Os desembargadores seguiram a decisão do Supremo Tribunal Federal (STF), que considera que o ensino domiciliar não é incompatível com a Constituição Federal, mas precisa ser regulamentado por lei federal, aprovada pelo Congresso Nacional, uma vez que a legislação sobre diretrizes e bases da educação é de competência exclusiva da União.

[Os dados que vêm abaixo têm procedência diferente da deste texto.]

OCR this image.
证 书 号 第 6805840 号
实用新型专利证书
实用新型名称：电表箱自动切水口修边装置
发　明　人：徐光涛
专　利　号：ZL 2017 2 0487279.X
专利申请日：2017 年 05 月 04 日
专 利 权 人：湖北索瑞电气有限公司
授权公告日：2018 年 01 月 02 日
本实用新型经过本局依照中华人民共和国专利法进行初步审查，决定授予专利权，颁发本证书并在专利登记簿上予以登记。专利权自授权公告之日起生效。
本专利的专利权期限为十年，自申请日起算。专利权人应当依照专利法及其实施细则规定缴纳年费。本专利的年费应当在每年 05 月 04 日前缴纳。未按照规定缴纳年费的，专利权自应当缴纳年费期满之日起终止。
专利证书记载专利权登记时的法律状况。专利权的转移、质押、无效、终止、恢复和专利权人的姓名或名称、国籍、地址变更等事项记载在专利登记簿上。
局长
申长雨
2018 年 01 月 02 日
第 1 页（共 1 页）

“Temos aqui premissas já estabelecidas pelo Supremo Tribunal Federal e já julgadas, também, por esse Órgão Especial (em ação que considerou inconstitucional a lei municipal de Cascavel): a compatibilidade do homeschooling com a Constituição Federal; a ausência de sua autoaplicabilidade, dependendo de deliberação e regulamentação por lei federal através do Congresso Nacional; e a competência privativa da União para legislar sobre diretrizes e bases da educação nacional”, comentou o relator, em seu voto. “A lei das diretrizes e bases da educação nacional elegeu a educação formal, por meio de estabelecimento oficial de ensino, com obrigatoriedade de matrícula e frequência da criança em instituição de ensino. A criação de uma nova modalidade de ensino não prevista pela legislação federal é usurpação da competência legislativa privativa da União. Não vejo, então, como fugir da declaração de inconstitucionalidade formal da lei impugnada”, votou, sendo acompanhado por todos os colegas de colegiado.
A Ação Direta de Inconstitucionalidade foi movida pelos deputados de oposição da Assembleia Legislativa do Paraná e a Federação Interestadual de Trabalhadores na Educação. Em sua sustentação oral, a advogada que representou a bancada autora da ação, Ligia Ziggiotti, afirmou que “declarar a lei inconstitucional é firmar um posicionamento contra o autoritarismo”. Ela sustentou que “aceitar a educação domiciliar como legislação estadual é, além de uma aberração em termos de competência legislativa, desproteger a criança e o adolescente do Paraná, porque passam de sujeitos de direito, destinatários de uma rede firme de agentes comprometidos com sua formação, para objetos que só recebem vontades, convicções e visões de mundo de sua própria família, ficando, dessa existência, excluídos os demais agentes, como escola, comunidade científica, ministério público, conselho tutelar, amigos e colegas, pluralidade de vozes, de cenários, de imagens, de práticas e de saberes”.
O advogado da Assembleia Legislativa, Luiz Fernando Feltran, e o procurador do Estado Julio da Costa Rostirola Aveiro defenderam a constitucionalidade da lei aprovada pela Assembleia e sancionada pelo governador Carlos Massa Ratinho Junior (PSD) com base na tese da competência concorrente. “O artigo 12 da Constituição do Estado dá ao estado a competência para legislar sobre os meios de acesso à cultura, à educação e à ciência. O processo legislativo foi um ato jurídico perfeito, lícito e correto, como deve ser na democracia representativa”, afirmou Feltran. “A premissa do STF estabelece que o homeschooling não é incompatível com a Constituição Federal. Reclama-se, para seu desempenho, uma regulamentação por lei. Não havendo lei federal que a regulamente, há sim a competência concorrente e o estado pode legislar sobre o tema. As normas gerais são de competência da União, a lei estadual se insere nestas normas gerais. Pela ausência de lei federal, o Paraná tem competência legislativa plena”, sustentou Aveiro, sem conseguir convencer os desembargadores.
O julgamento foi feito pelo “rito abreviado” do Órgão Especial e a decisão já é de mérito, devendo os efeitos da lei estadual do homeschooling ficarem nulos a partir da publicação do acórdão da decisão. O Governo do Estado e a Assembleia Legislativa ainda podem recorrer às instâncias superiores.